E’ ormai chiaro a tutti che l’unione monetaria da sola non basta e che serve anche un maggiore rigore e una maggiore tempestività nella sorveglianza dei bilanci dell’Eurozona: per questo l’agenda di Europa 2020 che nasce dall’incontro ai vertici dei rappresentanti europei pone tra i primi punti un maggiore coordinamento delle politiche economiche del Vecchio Continente, la creazione di nuovi organi di vigilanza.

“Ci siamo ripromessi di non lasciare nessun operatore, nessun centro finanziario e nessun prodotto senza regolamentazione”, afferma il cancelliere tedesco Angela Merkel ribadendo la linea di assoluto rigore del suo Paese. Berlino annuncia subito di volersi presentare con Parigi al G20 di Toronto con proposte di tassazione delle banche e delle transazioni internazionali che riequilibrino i conti in favore degli stati.

Per essere autorevoli serve però essere anche trasparenti e per questo l’Unione europea decide anche di procedere con la pubblicazione entro luglio degli stress test condotti sulle maggiori banche dell’Eurozona: l’obiettivo dichiarato è quello di rassicurare i mercati internazionali sulla solidità delle banche Ue. Diversi paesi hanno già promosso manovre di forte impatto sulla spesa pubblica nazionale al fine di comprimere deficit e debiti ormai diventati insostenibili contrastando al contempo le spinte inflazionistiche.

Una ricetta che a Washington non piace. Il presidente degli Stati Uniti Barack Obama esprime, infatti, in più di un’occasione il timore che la stretta su conti pubblici europei possa penalizzare la ripresa e diverse proiezioni confermano delle spinte recessive nelle nuove manovre. Questo pone in pratica gli Stati Uniti su una posizione assai distante da quella tedesca ed europea in un momento molto delicato.

Il nuovo accordo fra Usa e Cina apre la via a una cauta svalutazione dello yuan, la moneta cinese, sul dollaro e punta tutto sulla ripresa del commercio internazionale che potrebbe seguire a una moneta cinese un po’ meno “economica”, ma la linea di rigore europea rischia di rallentarne gli effetti nel Vecchio Continente e di frenare una ripresa globale già fragile in sé.

Le posizioni dell’Italia di fronte alle nuove sfide meritano ancora dei distinguo. Viene letta come una grande vittoria del Bel Paese la decisione di fare riferimento nell’agenda europea alla “sostenibilità” del debito pubblico. Se la nuova Maastricht in via di costruzione riuscisse a tenere conto anche del debito aggregato (e quindi della forza del risparmio privato nelle varie economie) l’Italia potrebbe diventare uno dei paesi più virtuosi d’Europa, sui livelli della Francia e poco dietro la Germania.

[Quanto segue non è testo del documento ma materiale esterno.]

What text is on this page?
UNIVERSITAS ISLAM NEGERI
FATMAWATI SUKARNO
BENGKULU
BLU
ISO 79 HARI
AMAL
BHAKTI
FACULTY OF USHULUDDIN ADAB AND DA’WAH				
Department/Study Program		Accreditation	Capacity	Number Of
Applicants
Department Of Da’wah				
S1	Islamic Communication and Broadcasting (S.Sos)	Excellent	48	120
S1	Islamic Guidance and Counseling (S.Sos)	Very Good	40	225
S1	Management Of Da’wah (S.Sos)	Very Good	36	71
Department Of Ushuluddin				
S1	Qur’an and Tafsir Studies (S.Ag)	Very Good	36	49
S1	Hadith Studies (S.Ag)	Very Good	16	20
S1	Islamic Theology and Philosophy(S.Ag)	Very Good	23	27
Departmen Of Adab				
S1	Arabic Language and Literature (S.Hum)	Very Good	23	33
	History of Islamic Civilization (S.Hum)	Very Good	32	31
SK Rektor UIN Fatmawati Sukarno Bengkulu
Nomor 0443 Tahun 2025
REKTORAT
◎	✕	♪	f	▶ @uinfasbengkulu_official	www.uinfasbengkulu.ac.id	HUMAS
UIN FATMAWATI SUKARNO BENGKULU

Troppe incertezze e divisioni rimangono incombono però sull’agenda del G20 e il numero uno dell’Organizzazione mondiale del commercio (WTO) Pascal Lamy ha già dichiarato che l’incontro è fallito prima di cominciare. D’altra parte sembra molto improbabile che un accordo sulla tassazione delle transazioni internazionali possa essere approvato da economie emergenti come quella cinese o indiana e, senza un consenso internazionale, una misura del genere non può che avere un successo assai limitato.